Growing up, my grandfather Auldus — to a large degree the patriarch of the family — made sure each major holiday was celebrated as a family. At least six of us and usually more would gather at his house and spend the day eating, telling jokes, discussing and more of the time arguing about sports.
Thanksgiving was no different. We would pack the house early on in the day. I can still smell the tenderizing aroma of a moist turkey and celery stuffing. Auldus would do most of the cooking, although the older I got, the more I was able and willing to help out. It was a chore. He would rise before five to start on the bird and the stuffing, making sure everything was prepped for a fun day all together.
As with most families, we had our traditions. We would play football in the street during halftime of the morning game. As far back as I can remember, it was usually a Cowboys’ game, and they were usually losing pretty badly by that point, which gave us more time to throw the pigskin around.
We also had a game we invented called “roof ball” (patent pending). My grandfather had a fairly old house on the top of a hill in La Jolla, CA. The beauty of the house was in the backyard, it was contoured so there were two perpendicular section of room right at the entrance to the backyard. The roof was horrible shingled. All the shingles were sticking out, ill-fitting. It’s not the type of roof you would see in “Better Homes and Gardens”, but it made for the perfect “roof ball” roof. The bounces were unpredictable.
Most of the rest of the day was spent on the couches watching the games while occasionally sneaking into the kitchen to steal a preliminary taste of the main event of the day — the meal.
Around two or three in the afternoon, we would gather around the table for the event. It was definitely an event. SO. MUCH. FOOD. As I have mentioned before, as a younger man I was fairly girthy around the midsection, and I could pack it away.

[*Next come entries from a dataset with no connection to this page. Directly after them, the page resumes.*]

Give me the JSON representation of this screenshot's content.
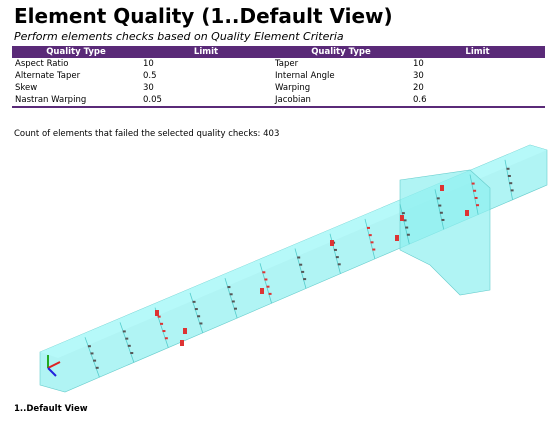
{
  "header": {
    "title": "Element Quality (1..Default View)",
    "subtitle": "Perform elements checks based on Quality Element Criteria"
  },
  "table": {
    "columns": [
      "Quality Type",
      "Limit",
      "Quality Type",
      "Limit"
    ],
    "rows": [
      [
        "Aspect Ratio",
        "10",
        "Taper",
        "10"
      ],
      [
        "Alternate Taper",
        "0.5",
        "Internal Angle",
        "30"
      ],
      [
        "Skew",
        "30",
        "Warping",
        "20"
      ],
      [
        "Nastran Warping",
        "0.05",
        "Jacobian",
        "0.6"
      ]
    ]
  },
  "summary": "Count of elements that failed the selected quality checks: 403",
  "figure": {
    "caption": "1..Default View"
  }
}
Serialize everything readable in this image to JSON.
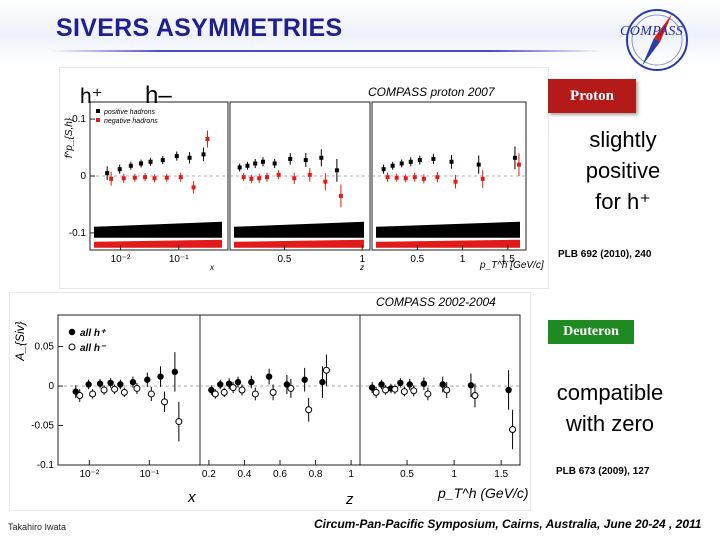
{
  "slide": {
    "title": "SIVERS ASYMMETRIES",
    "author": "Takahiro Iwata",
    "footer": "Circum-Pan-Pacific Symposium, Cairns, Australia, June 20-24 , 2011",
    "logo_text": "COMPASS"
  },
  "top_panel": {
    "label_h_plus": "h⁺",
    "label_h_minus": "h–",
    "caption": "COMPASS proton 2007",
    "tag": "Proton",
    "note_lines": [
      "slightly",
      "positive",
      "for  h⁺"
    ],
    "reference": "PLB 692 (2010), 240"
  },
  "bottom_panel": {
    "title": "COMPASS 2002-2004",
    "tag": "Deuteron",
    "note_lines": [
      "compatible",
      "with zero"
    ],
    "reference": "PLB 673 (2009), 127"
  },
  "colors": {
    "title": "#1f1f8f",
    "positive": "#000000",
    "negative": "#e21a1a",
    "proton_tag": "#b51a1a",
    "deuteron_tag": "#1f8a22"
  },
  "chart_data": [
    {
      "type": "scatter",
      "title": "",
      "ylabel": "f^p_{S,h}",
      "legend": [
        "positive hadrons",
        "negative hadrons"
      ],
      "legend_position": "top-left",
      "ylim": [
        -0.13,
        0.13
      ],
      "y_ticks": [
        "0.1",
        "0",
        "-0.1"
      ],
      "subplots": [
        {
          "xlabel": "x",
          "x_scale": "log",
          "x_ticks": [
            "10⁻²",
            "10⁻¹"
          ],
          "xlim": [
            0.003,
            0.7
          ],
          "x": [
            0.0064,
            0.0105,
            0.0163,
            0.0244,
            0.0355,
            0.0576,
            0.1,
            0.166,
            0.288
          ],
          "series": [
            {
              "name": "positive hadrons",
              "values": [
                0.005,
                0.012,
                0.018,
                0.022,
                0.025,
                0.028,
                0.035,
                0.032,
                0.038
              ],
              "errors": [
                0.012,
                0.008,
                0.007,
                0.007,
                0.007,
                0.007,
                0.008,
                0.01,
                0.012
              ]
            },
            {
              "name": "negative hadrons",
              "values": [
                -0.005,
                -0.004,
                -0.003,
                -0.002,
                -0.004,
                -0.003,
                -0.002,
                -0.02,
                0.065
              ],
              "errors": [
                0.012,
                0.008,
                0.007,
                0.007,
                0.007,
                0.007,
                0.008,
                0.011,
                0.015
              ]
            }
          ]
        },
        {
          "xlabel": "z",
          "x_scale": "linear",
          "x_ticks": [
            "0.5",
            "1"
          ],
          "xlim": [
            0.15,
            1.05
          ],
          "x": [
            0.225,
            0.275,
            0.325,
            0.375,
            0.45,
            0.55,
            0.65,
            0.75,
            0.85
          ],
          "series": [
            {
              "name": "positive hadrons",
              "values": [
                0.015,
                0.018,
                0.022,
                0.025,
                0.022,
                0.03,
                0.028,
                0.032,
                0.01
              ],
              "errors": [
                0.007,
                0.007,
                0.008,
                0.008,
                0.008,
                0.01,
                0.012,
                0.015,
                0.02
              ]
            },
            {
              "name": "negative hadrons",
              "values": [
                -0.002,
                -0.005,
                -0.004,
                -0.002,
                0.002,
                -0.004,
                0.002,
                -0.01,
                -0.035
              ],
              "errors": [
                0.007,
                0.007,
                0.008,
                0.008,
                0.008,
                0.01,
                0.012,
                0.015,
                0.02
              ]
            }
          ]
        },
        {
          "xlabel": "p_T^h [GeV/c]",
          "x_scale": "linear",
          "x_ticks": [
            "0.5",
            "1",
            "1.5"
          ],
          "xlim": [
            0.0,
            1.7
          ],
          "x": [
            0.15,
            0.25,
            0.35,
            0.45,
            0.55,
            0.7,
            0.9,
            1.2,
            1.6
          ],
          "series": [
            {
              "name": "positive hadrons",
              "values": [
                0.012,
                0.018,
                0.022,
                0.025,
                0.028,
                0.03,
                0.025,
                0.02,
                0.032
              ],
              "errors": [
                0.008,
                0.007,
                0.007,
                0.008,
                0.008,
                0.009,
                0.012,
                0.016,
                0.02
              ]
            },
            {
              "name": "negative hadrons",
              "values": [
                -0.002,
                -0.003,
                -0.004,
                -0.002,
                -0.005,
                -0.002,
                -0.01,
                -0.005,
                0.02
              ],
              "errors": [
                0.008,
                0.007,
                0.007,
                0.008,
                0.008,
                0.009,
                0.012,
                0.016,
                0.02
              ]
            }
          ]
        }
      ]
    },
    {
      "type": "scatter",
      "title": "COMPASS 2002-2004",
      "ylabel": "A_{Siv}",
      "legend": [
        "all h⁺",
        "all h⁻"
      ],
      "legend_position": "top-left",
      "ylim": [
        -0.1,
        0.09
      ],
      "y_ticks": [
        "0.05",
        "0",
        "-0.05",
        "-0.1"
      ],
      "subplots": [
        {
          "xlabel": "x",
          "x_scale": "log",
          "x_ticks": [
            "10⁻²",
            "10⁻¹"
          ],
          "xlim": [
            0.003,
            0.7
          ],
          "x": [
            0.0064,
            0.0105,
            0.0163,
            0.0244,
            0.0355,
            0.0576,
            0.1,
            0.166,
            0.288
          ],
          "series": [
            {
              "name": "all h⁺",
              "values": [
                -0.007,
                0.002,
                0.003,
                0.004,
                0.002,
                0.005,
                0.008,
                0.012,
                0.018
              ],
              "errors": [
                0.008,
                0.006,
                0.006,
                0.006,
                0.006,
                0.007,
                0.009,
                0.013,
                0.025
              ]
            },
            {
              "name": "all h⁻",
              "values": [
                -0.012,
                -0.01,
                -0.005,
                -0.004,
                -0.008,
                -0.003,
                -0.01,
                -0.02,
                -0.045
              ],
              "errors": [
                0.008,
                0.006,
                0.006,
                0.006,
                0.006,
                0.007,
                0.009,
                0.013,
                0.025
              ]
            }
          ]
        },
        {
          "xlabel": "z",
          "x_scale": "linear",
          "x_ticks": [
            "0.2",
            "0.4",
            "0.6",
            "0.8",
            "1"
          ],
          "xlim": [
            0.15,
            1.05
          ],
          "x": [
            0.225,
            0.275,
            0.325,
            0.375,
            0.45,
            0.55,
            0.65,
            0.75,
            0.85
          ],
          "series": [
            {
              "name": "all h⁺",
              "values": [
                -0.005,
                0.002,
                0.003,
                0.005,
                0.005,
                0.012,
                0.002,
                0.008,
                0.005
              ],
              "errors": [
                0.006,
                0.006,
                0.007,
                0.007,
                0.008,
                0.01,
                0.012,
                0.015,
                0.02
              ]
            },
            {
              "name": "all h⁻",
              "values": [
                -0.01,
                -0.008,
                -0.002,
                -0.005,
                -0.01,
                -0.008,
                -0.003,
                -0.03,
                0.02
              ],
              "errors": [
                0.006,
                0.006,
                0.007,
                0.007,
                0.008,
                0.01,
                0.012,
                0.015,
                0.02
              ]
            }
          ]
        },
        {
          "xlabel": "p_T^h (GeV/c)",
          "x_scale": "linear",
          "x_ticks": [
            "0.5",
            "1",
            "1.5"
          ],
          "xlim": [
            0.0,
            1.7
          ],
          "x": [
            0.15,
            0.25,
            0.35,
            0.45,
            0.55,
            0.7,
            0.9,
            1.2,
            1.6
          ],
          "series": [
            {
              "name": "all h⁺",
              "values": [
                -0.002,
                0.002,
                -0.003,
                0.004,
                0.002,
                0.003,
                0.002,
                0.001,
                -0.005
              ],
              "errors": [
                0.007,
                0.006,
                0.006,
                0.006,
                0.007,
                0.008,
                0.01,
                0.015,
                0.025
              ]
            },
            {
              "name": "all h⁻",
              "values": [
                -0.008,
                -0.005,
                -0.004,
                -0.007,
                -0.006,
                -0.01,
                -0.005,
                -0.012,
                -0.055
              ],
              "errors": [
                0.007,
                0.006,
                0.006,
                0.006,
                0.007,
                0.008,
                0.01,
                0.015,
                0.025
              ]
            }
          ]
        }
      ]
    }
  ]
}
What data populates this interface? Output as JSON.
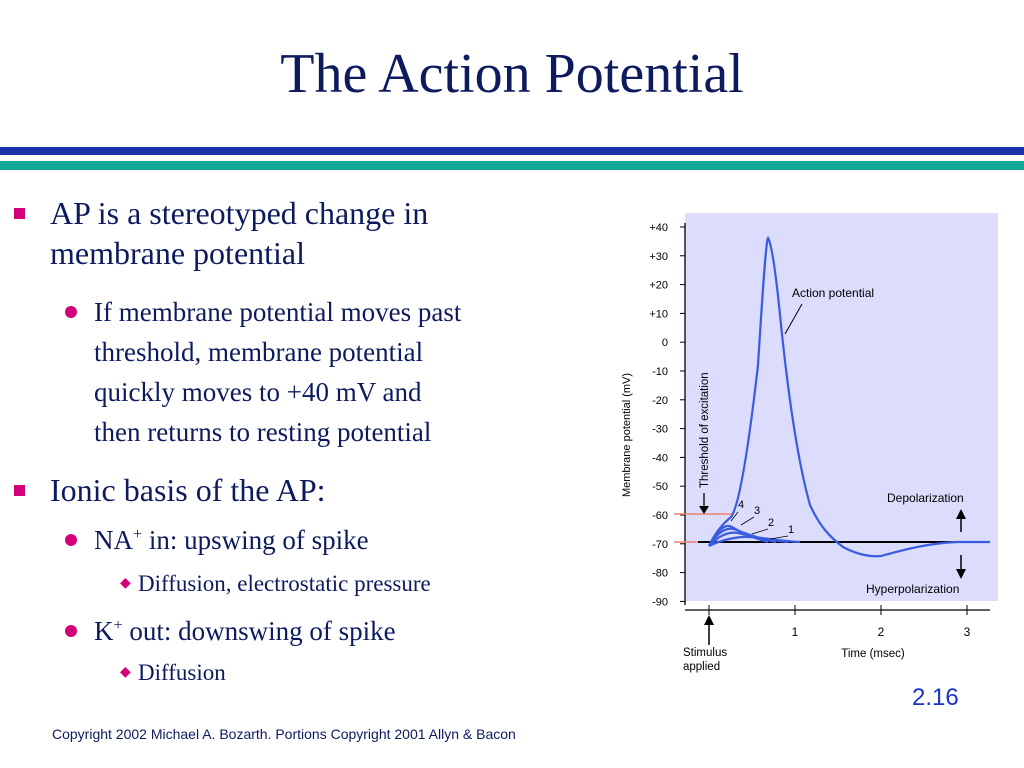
{
  "slide": {
    "title": "The Action Potential",
    "number": "2.16",
    "copyright": "Copyright 2002 Michael A. Bozarth. Portions Copyright 2001 Allyn & Bacon"
  },
  "bullets": {
    "b1_line1": "AP is a stereotyped change in",
    "b1_line2": "membrane potential",
    "b1_sub_lines": [
      "If membrane potential moves past",
      "threshold, membrane potential",
      "quickly moves to +40 mV and",
      "then returns to resting potential"
    ],
    "b2": "Ionic basis of the AP:",
    "na_pre": "NA",
    "na_sup": "+",
    "na_post": " in: upswing of spike",
    "na_detail": "Diffusion, electrostatic pressure",
    "k_pre": "K",
    "k_sup": "+",
    "k_post": " out: downswing of spike",
    "k_detail": "Diffusion"
  },
  "diagram": {
    "background_color": "#dcdcfc",
    "curve_color": "#3a5ce0",
    "threshold_color": "#f08070",
    "y_axis_label": "Membrane potential (mV)",
    "y_ticks": [
      "+40",
      "+30",
      "+20",
      "+10",
      "0",
      "-10",
      "-20",
      "-30",
      "-40",
      "-50",
      "-60",
      "-70",
      "-80",
      "-90"
    ],
    "x_axis_label": "Time (msec)",
    "x_ticks": [
      "1",
      "2",
      "3"
    ],
    "stimulus_line1": "Stimulus",
    "stimulus_line2": "applied",
    "threshold_label": "Threshold of excitation",
    "action_potential_label": "Action potential",
    "depolarization_label": "Depolarization",
    "hyperpolarization_label": "Hyperpolarization",
    "subthreshold_labels": [
      "4",
      "3",
      "2",
      "1"
    ]
  }
}
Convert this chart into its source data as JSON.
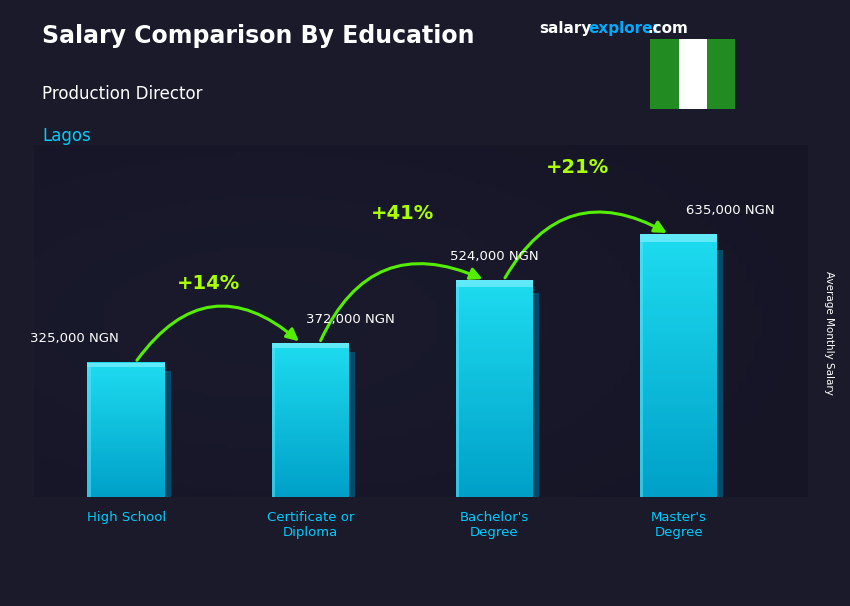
{
  "title": "Salary Comparison By Education",
  "subtitle": "Production Director",
  "location": "Lagos",
  "ylabel": "Average Monthly Salary",
  "categories": [
    "High School",
    "Certificate or\nDiploma",
    "Bachelor's\nDegree",
    "Master's\nDegree"
  ],
  "values": [
    325000,
    372000,
    524000,
    635000
  ],
  "value_labels": [
    "325,000 NGN",
    "372,000 NGN",
    "524,000 NGN",
    "635,000 NGN"
  ],
  "pct_labels": [
    "+14%",
    "+41%",
    "+21%"
  ],
  "bar_color": "#00c8e8",
  "bar_color_light": "#40e0f0",
  "bar_color_dark": "#0090b0",
  "bg_color": "#1a1a2e",
  "title_color": "#ffffff",
  "subtitle_color": "#ffffff",
  "location_color": "#00ccff",
  "value_label_color": "#ffffff",
  "pct_color": "#aaff00",
  "cat_label_color": "#00ccff",
  "watermark_salary_color": "#ffffff",
  "watermark_explorer_color": "#00aaff",
  "watermark_com_color": "#ffffff",
  "ylim": [
    0,
    850000
  ],
  "figsize": [
    8.5,
    6.06
  ],
  "dpi": 100,
  "bar_positions": [
    0,
    1,
    2,
    3
  ],
  "bar_width": 0.42,
  "flag_green": "#228B22",
  "flag_white": "#ffffff"
}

Evening naps followed the epic meal, and at some point, my mom would scrape my dad and I off the couch so that we could go home and devolve into a food-coma.
Every year was essentially the same, with a little wrinkle thrown in here and there. Gotta keep the family life exciting. It may sound boring, but I miss the consistency.
When I went away to college in 2008, I had no idea that none of the aforementioned events would ever happen again. I suppose I would have cherished the moments a little more. I would have savored the turkey, sunk in to the conversation and appreciated every second of it.
My grandfather passed away in October of 2008. The meaning of the word “family” has diminished to me ever since.
It’s sad to say, but he was the great organizer. He stayed in touch with all sorts of family from around the country in a way my father and uncle are incapable of keeping up with.
He had a big heart, really the biggest heart I’ve ever seen. He would have and did give me everything I wanted, and while he would love tough at times, everything he did was out of love.
I miss him every day, but especially around this time of year, when I’m away from home and cannot be with my immediate family. To be fair, even if I was home it still would not be the same, but the wound not be quite as gaping.
All I ever wanted to do was to make him proud. He pushed me on a daily basis to be the best everything I can be — person, son, friend and worker.
I continue to push myself in his memory, hoping that one day I can do for my future family what he did for us.
I love you Papa. Happy Thanksgiving.